A mudança decorre de uma atualização no Código de Conduta Judicial do Texas, aprovada pela Suprema Corte do Texas na semana passada, de acordo com o The Christian Post.
A alteração está relacionada ao caso da juíza de paz Dianne Hensley, do Condado de McLennan, que em 2019 deixou de realizar casamentos entre pessoas do mesmo sexo alegando que tal prática seria “incompatível com sua fé religiosa”.
Na época, a Comissão Estadual de Conduta Judicial (SCJC) emitiu um alerta público contra a magistrada, sustentando que a recusa levantava dúvidas sobre sua “capacidade de agir com imparcialidade” como juíza. Após a advertência, Hensley decidiu parar de celebrar todos os casamentos.
Em 24 de outubro, o tribunal aprovou a inclusão de um novo comentário no Cânon 4 do Código de Conduta Judicial do Texas com o seguinte texto: “Não constitui violação desses cânones o fato de um juiz se abster publicamente de realizar uma cerimônia de casamento com base em uma crença religiosa sincera”. A mudança entrou em vigor de forma imediata.

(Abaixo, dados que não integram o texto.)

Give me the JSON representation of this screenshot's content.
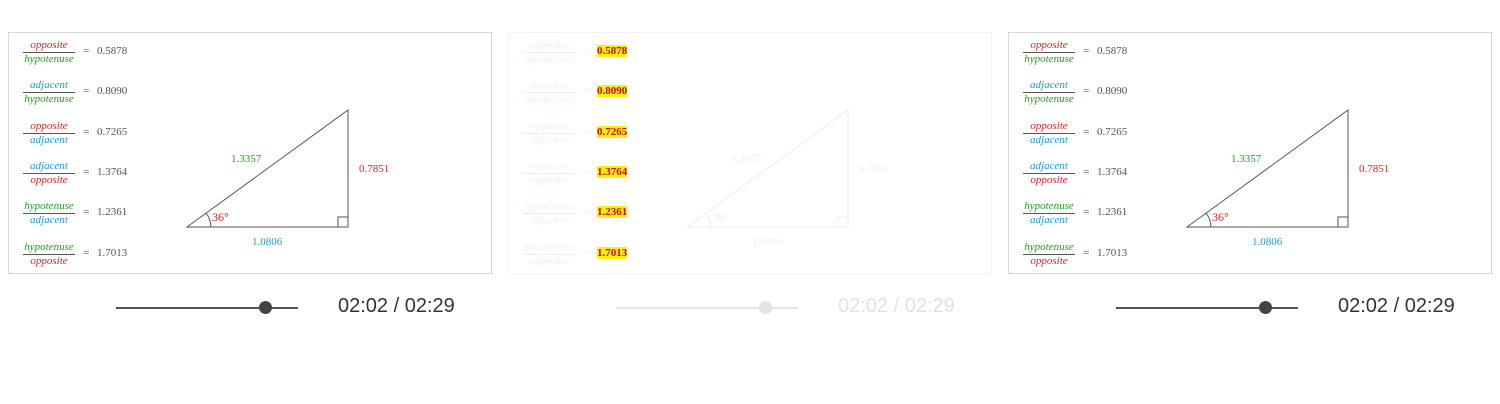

Em dezembro de 2019, Hensley processou a comissão com base na Lei de Restauração da Liberdade Religiosa do Texas (TRFRA), alegando que o aviso público restringiu de maneira substancial o seu livre exercício religioso. Ela pediu indenização de US$ 10 mil por perda de renda, decorrente da decisão de deixar de celebrar casamentos entre pessoas de sexos opostos, além de honorários advocatícios. Em 2021, tribunais de instâncias inferiores extinguiram o processo sob o argumento de falta de esgotamento das vias administrativas.